The iptables script is a very simple iptables script. You only need to write the port to be opened to the "$ MPort" variable. Remember that up to 16 ports are allowed. Although this script is simple, it can meet our basic requirements. Sometimes, simple scripts play a greater role. Being complicated and bloated will not only be difficult to understand, but also slow down the processing speed of machines.
Explanations
Modprobe nf_conntrack_ftp ports = 21
Modprobe nf_nat_ftp
Open the FTP port and load the two modules.
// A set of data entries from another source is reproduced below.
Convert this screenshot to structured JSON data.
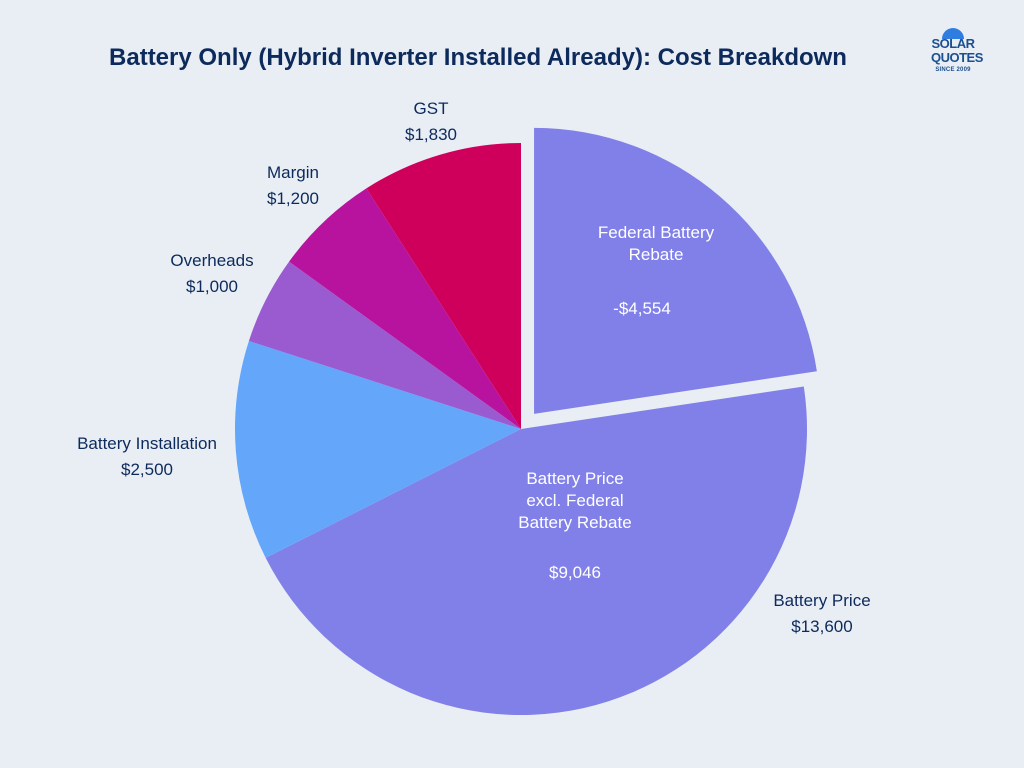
{
  "chart_data": {
    "type": "pie",
    "title": "Battery Only (Hybrid Inverter Installed Already): Cost Breakdown",
    "slices": [
      {
        "label": "Federal Battery Rebate",
        "value_text": "-$4,554",
        "value": 4554,
        "color": "#8080e8",
        "exploded": true
      },
      {
        "label": "Battery Price excl. Federal Battery Rebate",
        "value_text": "$9,046",
        "value": 9046,
        "color": "#8080e8",
        "exploded": false
      },
      {
        "label": "Battery Installation",
        "value_text": "$2,500",
        "value": 2500,
        "color": "#64a6fa",
        "exploded": false
      },
      {
        "label": "Overheads",
        "value_text": "$1,000",
        "value": 1000,
        "color": "#9b5bd0",
        "exploded": false
      },
      {
        "label": "Margin",
        "value_text": "$1,200",
        "value": 1200,
        "color": "#b7139e",
        "exploded": false
      },
      {
        "label": "GST",
        "value_text": "$1,830",
        "value": 1830,
        "color": "#cf005c",
        "exploded": false
      }
    ],
    "group_annotation": {
      "label": "Battery Price",
      "value_text": "$13,600"
    },
    "inner_labels": {
      "rebate": {
        "lines": [
          "Federal Battery",
          "Rebate"
        ],
        "value": "-$4,554"
      },
      "excl": {
        "lines": [
          "Battery Price",
          "excl. Federal",
          "Battery Rebate"
        ],
        "value": "$9,046"
      }
    },
    "outer_labels": {
      "gst": {
        "name": "GST",
        "value": "$1,830"
      },
      "margin": {
        "name": "Margin",
        "value": "$1,200"
      },
      "overheads": {
        "name": "Overheads",
        "value": "$1,000"
      },
      "installation": {
        "name": "Battery Installation",
        "value": "$2,500"
      },
      "battery_price": {
        "name": "Battery Price",
        "value": "$13,600"
      }
    },
    "legend": "none"
  },
  "logo": {
    "line1": "SOLAR",
    "line2": "QUOTES",
    "line3": "SINCE 2009"
  }
}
If you have modified the default FTP connection port, you also need to modify it here: "modprobe nf_conntrack_ftp ports = 21"
Iptables-a input-s 127.0.0.1/32-j ACCEPT
Local Loop, this is required.
Iptables-a input-p tcp-m state-state related, established-j ACCEPT
Match the existing connection and related to the existing connection, which is required by FTP.
Iptables-a input-p icmp-type 8-m limit-limit 1/s-limit-burst 3-j ACCEPT
Limit the ping check speed.
Iptables script iptables. sh
#! /Bin/bash
# Author: InBi
# Date: 2011-08-16
# Website: http://www.itwhy.org/2011/07-28/912.html
######################################## ##########
MPort = ", 21, 80"
######################################## ##########
Modprobe nf_conntrack_ftp ports = 21
Modprobe nf_nat_ftp
/Sbin/iptables-t filter-Z; iptables-t filter-F; iptables-t filter-X
/Sbin/iptables-p input drop; iptables-p output accept; iptables-P FORWARD DROP
/Sbin/iptables-a input-p tcp-m state -- state related, established-j ACCEPT
/Sbin/iptables-a input-p tcp! -- Syn-m state -- state new-j DROP
/Sbin/iptables-a input-s 127.0.0.1/32-j ACCEPT
/Sbin/iptables-a input-p udp -- sport 53-j ACCEPT
/Sbin/iptables-a input-p tcp-m multiport -- dports $ MPort-j ACCEPT
/Sbin/iptables-a input-p icmp -- icmp-type 8-m limit -- limit 1/s -- limit-burst 3-j ACCEPT Save the above content to iptables. sh (the file name is self-obtained), and then the execution permission is added. It will be OK after you add the command to start the system.